Sherbrooke Record to become a weekly in print

A letter, titled 'Strengthening the future of local news', on Sherbrooke Record letterhead.

Notice from the Sherbrooke Record published April 22 saying it would move to a once-a-week schedule.

Quebec’s other English-language daily newspaper will soon no longer be that. This week, the Sherbrooke Record sent a letter to subscribers saying it would only produce print editions on Fridays starting in May.

Currently, the Record publishes in print five days a week (Monday to Friday).

The letter from publisher Sharon McCully explicitly states that “this is not a reduction in news” and breaking news would still be produced online. Instead, it is a way to cut production costs that are increasingly hard to justify for many daily newspapers. Others like La Presse and La Tribune, Sherbrooke’s French-language daily, have already eliminated print editions entirely and gone fully online.

The decision can’t come as much of a surprise. The paper has a community weekly feel to it anyway, and recent non-Friday editions have been only 12 pages long. Being a daily print publication comes with some prestige, but we’re long past the point when that prestige is worth the cost. (And La Presse and others have shown that you can still have that prestige even if you don’t have the paper.)

Brome County News, which was distributed with the Tuesday edition of the Record, will still be produced and distributed on Tuesdays, the note reads, and will also be included in the Friday Record along with the Record’s weekend edition.

UPDATE: In an interview with CBC’s Quebec AM, publisher Sharon McCully points to various reasons for the change, including the fact that the Record could no longer share distribution resources with the Montreal Gazette and had to rely on Canada Post instead, increasing those costs.

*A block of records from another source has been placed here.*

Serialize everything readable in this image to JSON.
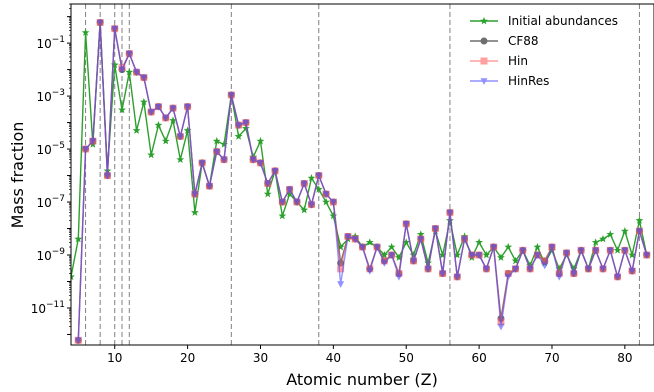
{
  "chart_data": {
    "type": "line",
    "xlabel": "Atomic number (Z)",
    "ylabel": "Mass fraction",
    "xlim": [
      4,
      84
    ],
    "ylim": [
      4e-13,
      3
    ],
    "yscale": "log",
    "x_ticks": [
      10,
      20,
      30,
      40,
      50,
      60,
      70,
      80
    ],
    "y_ticks": [
      {
        "value": 1e-11,
        "mantissa": "10",
        "exp": "−11"
      },
      {
        "value": 1e-09,
        "mantissa": "10",
        "exp": "−9"
      },
      {
        "value": 1e-07,
        "mantissa": "10",
        "exp": "−7"
      },
      {
        "value": 1e-05,
        "mantissa": "10",
        "exp": "−5"
      },
      {
        "value": 0.001,
        "mantissa": "10",
        "exp": "−3"
      },
      {
        "value": 0.1,
        "mantissa": "10",
        "exp": "−1"
      }
    ],
    "vlines_x": [
      6,
      8,
      10,
      11,
      12,
      26,
      38,
      56,
      82
    ],
    "grid": false,
    "legend_position": "top-right",
    "x": [
      4,
      5,
      6,
      7,
      8,
      9,
      10,
      11,
      12,
      13,
      14,
      15,
      16,
      17,
      18,
      19,
      20,
      21,
      22,
      23,
      24,
      25,
      26,
      27,
      28,
      29,
      30,
      31,
      32,
      33,
      34,
      35,
      36,
      37,
      38,
      39,
      40,
      41,
      42,
      43,
      44,
      45,
      46,
      47,
      48,
      49,
      50,
      51,
      52,
      53,
      54,
      55,
      56,
      57,
      58,
      59,
      60,
      61,
      62,
      63,
      64,
      65,
      66,
      67,
      68,
      69,
      70,
      71,
      72,
      73,
      74,
      75,
      76,
      77,
      78,
      79,
      80,
      81,
      82,
      83
    ],
    "series": [
      {
        "name": "Initial abundances",
        "color": "#2ca02c",
        "marker": "star",
        "values": [
          1.5e-10,
          4e-09,
          0.25,
          1.5e-05,
          0.6,
          1.5e-06,
          0.015,
          0.0003,
          0.008,
          5e-05,
          0.0006,
          6e-06,
          8e-05,
          2e-05,
          0.00012,
          4e-06,
          5e-05,
          4e-08,
          3e-06,
          4e-07,
          2e-05,
          1.5e-05,
          0.0011,
          3e-05,
          6e-05,
          5e-06,
          2e-05,
          2e-07,
          1.5e-06,
          3e-08,
          2e-07,
          1e-07,
          5e-08,
          8e-07,
          3e-07,
          1e-07,
          3e-08,
          2e-09,
          4e-09,
          5e-09,
          2e-09,
          3e-09,
          2e-09,
          1e-09,
          2e-09,
          8e-10,
          3e-09,
          1e-09,
          6e-09,
          5e-10,
          8e-09,
          1e-09,
          2e-08,
          1e-09,
          5e-09,
          8e-10,
          3e-09,
          1e-09,
          2e-09,
          8e-10,
          2e-09,
          6e-10,
          1.5e-09,
          4e-10,
          2e-09,
          5e-10,
          1.5e-09,
          3e-10,
          1e-09,
          3e-10,
          1.5e-09,
          3e-10,
          3e-09,
          4e-09,
          6e-09,
          1.5e-09,
          8e-09,
          1e-09,
          2e-08,
          1e-09
        ]
      },
      {
        "name": "CF88",
        "color": "#555555",
        "marker": "circle",
        "values": [
          null,
          6e-13,
          1e-05,
          2e-05,
          0.6,
          1e-06,
          0.35,
          0.01,
          0.04,
          0.008,
          0.005,
          0.00025,
          0.0004,
          0.00015,
          0.00035,
          3e-05,
          0.0004,
          2e-07,
          3e-06,
          4e-07,
          8e-06,
          4e-06,
          0.0011,
          8e-05,
          0.0001,
          4e-06,
          3e-06,
          5e-07,
          1.5e-06,
          1e-07,
          3e-07,
          1e-07,
          5e-07,
          8e-08,
          1e-06,
          2e-07,
          1e-07,
          5e-10,
          5e-09,
          4e-09,
          2e-09,
          3e-10,
          2e-09,
          6e-10,
          1e-09,
          2e-10,
          1.5e-08,
          6e-10,
          4e-09,
          3e-10,
          1e-08,
          2e-10,
          4e-08,
          1.5e-10,
          4e-09,
          1e-09,
          1e-09,
          3e-10,
          2e-09,
          4e-12,
          2e-10,
          3e-10,
          1.5e-09,
          3e-10,
          1e-09,
          6e-10,
          2e-09,
          2e-10,
          1.2e-09,
          2e-10,
          1.5e-09,
          3e-10,
          1.5e-09,
          3e-10,
          1.5e-09,
          1.5e-10,
          1.5e-09,
          2.5e-10,
          8e-09,
          1e-09
        ]
      },
      {
        "name": "Hin",
        "color": "#ff6060",
        "marker": "square",
        "values": [
          null,
          6e-13,
          1e-05,
          2e-05,
          0.6,
          1e-06,
          0.35,
          0.012,
          0.04,
          0.008,
          0.005,
          0.00025,
          0.0004,
          0.00015,
          0.00035,
          3e-05,
          0.0004,
          2e-07,
          3e-06,
          4e-07,
          8e-06,
          4e-06,
          0.0011,
          8e-05,
          0.0001,
          4e-06,
          3e-06,
          5e-07,
          1.5e-06,
          1e-07,
          3e-07,
          1e-07,
          5e-07,
          8e-08,
          1e-06,
          2e-07,
          1e-07,
          3e-10,
          5e-09,
          4e-09,
          2e-09,
          3e-10,
          2e-09,
          6e-10,
          1e-09,
          2e-10,
          1.5e-08,
          6e-10,
          4e-09,
          3e-10,
          1e-08,
          2e-10,
          4e-08,
          1.5e-10,
          4e-09,
          1e-09,
          1e-09,
          3e-10,
          2e-09,
          3e-12,
          2e-10,
          3e-10,
          1.5e-09,
          3e-10,
          1e-09,
          6e-10,
          2e-09,
          2e-10,
          1.2e-09,
          2e-10,
          1.5e-09,
          3e-10,
          1.5e-09,
          3e-10,
          1.5e-09,
          1.5e-10,
          1.5e-09,
          2.5e-10,
          8e-09,
          1e-09
        ]
      },
      {
        "name": "HinRes",
        "color": "#4b4bff",
        "marker": "triangle-down",
        "values": [
          null,
          6e-13,
          1e-05,
          2e-05,
          0.6,
          1e-06,
          0.35,
          0.01,
          0.04,
          0.008,
          0.005,
          0.00025,
          0.0004,
          0.00015,
          0.00035,
          3e-05,
          0.0004,
          2e-07,
          3e-06,
          4e-07,
          8e-06,
          4e-06,
          0.0011,
          8e-05,
          0.0001,
          4e-06,
          3e-06,
          5e-07,
          1.5e-06,
          1e-07,
          3e-07,
          1e-07,
          5e-07,
          8e-08,
          1e-06,
          2e-07,
          1e-07,
          8e-11,
          5e-09,
          4e-09,
          2e-09,
          2.5e-10,
          2e-09,
          5e-10,
          1e-09,
          1.5e-10,
          1.5e-08,
          6e-10,
          4e-09,
          3e-10,
          1e-08,
          2e-10,
          4e-08,
          1.5e-10,
          4e-09,
          1e-09,
          1e-09,
          3e-10,
          2e-09,
          2e-12,
          1.5e-10,
          3e-10,
          1.5e-09,
          3e-10,
          1e-09,
          4e-10,
          2e-09,
          1.5e-10,
          1.2e-09,
          2e-10,
          1.5e-09,
          3e-10,
          1.5e-09,
          3e-10,
          1.5e-09,
          1.5e-10,
          1.5e-09,
          2.5e-10,
          8e-09,
          1e-09
        ]
      }
    ]
  }
}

6 thoughts on “Sherbrooke Record to become a weekly in print

  1. Anonymous

    To be honest, I am shocked that there are many print newspapers left at all. The demographics make it clear that print news is up against time and time is always going to win. Average print news reader is in their 60s now, and somewhere about 75% of all readers are on the wrong side of 50. So every year, print loses more readers than it gains as the old readers literally (and sadly) die off.

    The most important thing is with the shift in age, the value of the advertising space drops quickly. it is, example, more likely that people who see your ads are on fixed incomes or are going through the point in life where they are getting rid of things rather than accumulating them. These are the people who have their “car for the rest of their life” and they sold their empty nest homes and have moved on to small condos or even the Springfield Retirement Castle. They aren’t rushing out to buy the latest whatever. So the value of the ad space diminishes faster than the readership.

    I would hope that they are able to turn the online presence into a money making venture, to keep reporting the regional news that needs reporting. It might help them to connect with younger readers and to add value for advertisers over time.

    Reply
  2. David Leonardo

    This business decision is unlikely to be caused by the internet. Business is very bad right now and for many media owners it will take deep pockets and dedication to continue. It’s starting to feel like the recession of the 1980s. “Brace for Impact!”

    Reply
  3. Ted Silver

    The Record has a long and proud history that will continue on a new platform. I wish them the very best.

    Reply
  4. Louis Piette

    We have to reduce screen time. This is not a good thing. Also people who don’t have access to internet don’t have access to daily local news. That paper cover many rural areas where internet is not available, very expensive or very slow. I was thinking they gain bilingual subscribers when La Tribune cancel their printed paper.

    Reply
    1. Fagstein Post author

      100% of Quebec households have access to high-speed internet access since 2022 (in that there is no technical limitation to such access), and three quarters of Canadians 75 and over use the internet. Sure, that leaves a non-trivial amount who don’t, but that’s not enough to justify a newspaper like the Sherbrooke Record being forced to print five times a week for a population that is only about 4,000 unilingual anglophones, 12,000 anglophones by mother tongue and 100,000 people who understand English.

      It sucks for people who like physical newspapers, but the Record held on for far longer than similar newspapers.